Um Spekulationen auf dem Wohnungsmarkt zu verhindern, wurde der Wohnraum durch die kommunalen Wohnungsämter vergeben, und zwar nach dem Kriterium der Dringlichkeit. Zwangszuweisungen waren die Regel. Und auch in späteren Jahrzehnten gab es nach diesem Prinzip Zuweisungen in Wohnungen, die für den bisherigen Wohnungsinhaber als zu groß angesehen wurden.

Abb.: VEB Kommunale Wohnungsverwaltung Prenzlauer Berg (1989, ©Robert-Havemann-Gesellschaft/Robert Conrad/RHG_Fo_RoCon_6786 )

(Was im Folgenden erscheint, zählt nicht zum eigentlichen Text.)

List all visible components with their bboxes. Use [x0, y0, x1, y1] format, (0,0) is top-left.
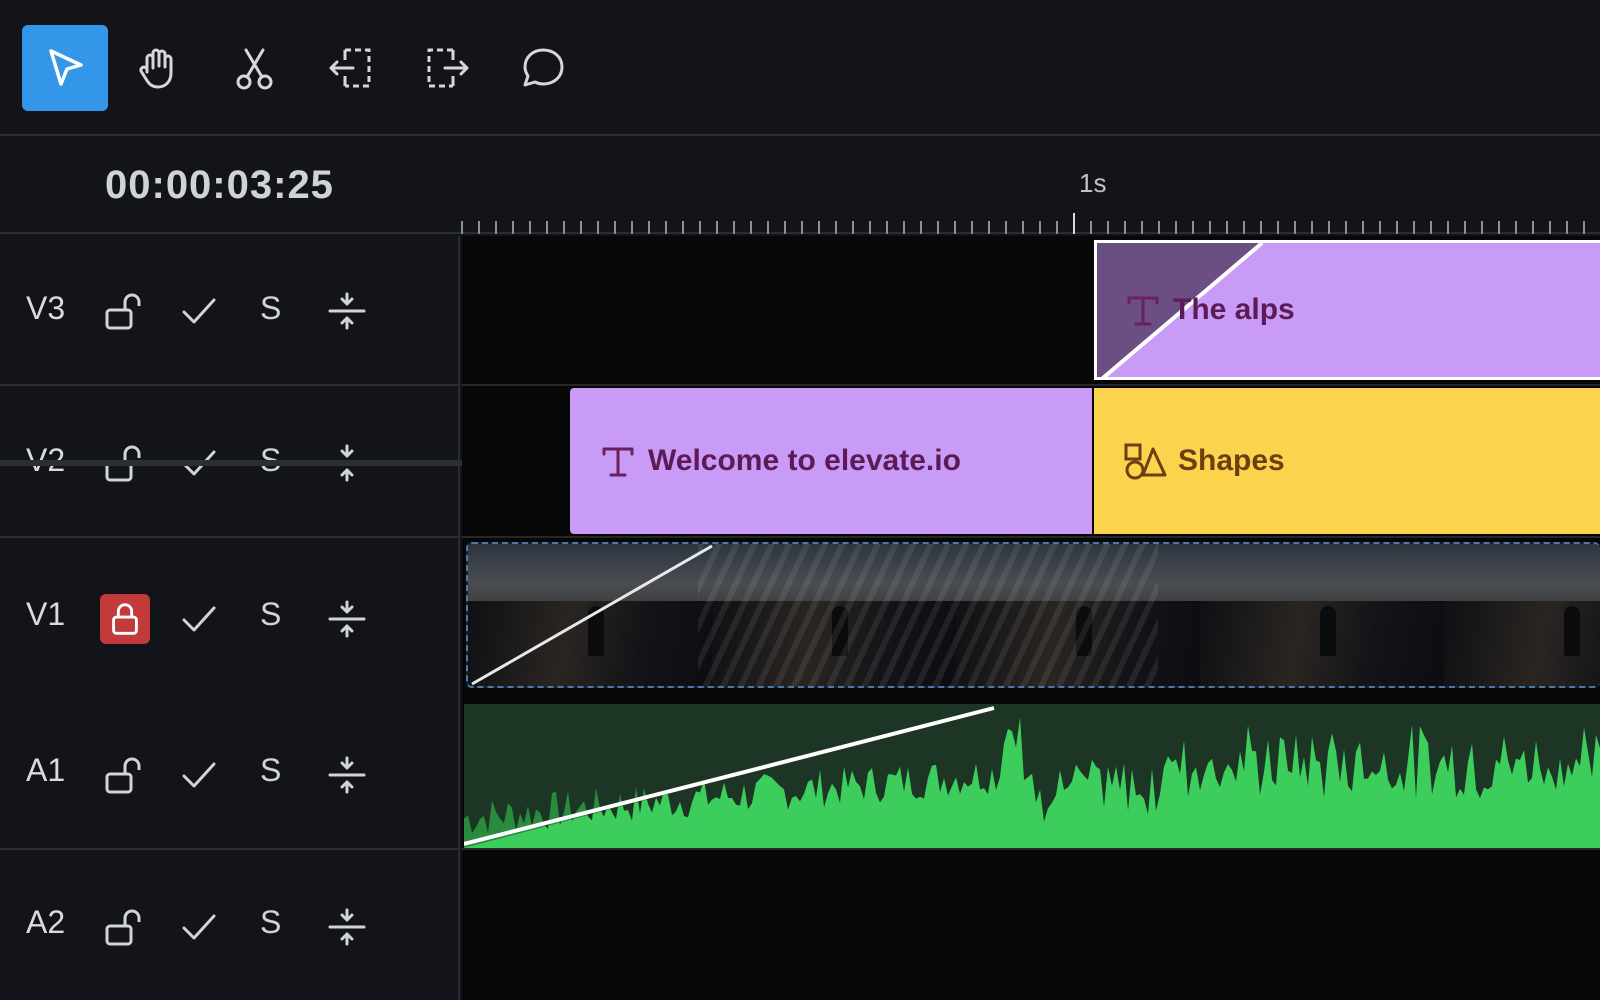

Die durchschnittliche Wohnfläche je Person betrug 1961 16,7 Quadratmeter und 1976 37,6 Quadratmeter (inkl. Küche und Bad). Noch 1969 hatte jede vierte Wohnung keinen Wasseranschluss, und nur jeder dritte Haushalt verfügte über ein Bad und ein Innen-WC. Auch 1989 hatten nur 82 Prozent der Wohnungen Bad oder Dusche (Bundesrepublik: 99 Prozent). In Altbauten wurden Duschen von den Bewohnern überwiegend in den Küchen nachgerüstet. Das WC befand sich häufig auf halber Treppe und musste mit Nachbarn geteilt werden.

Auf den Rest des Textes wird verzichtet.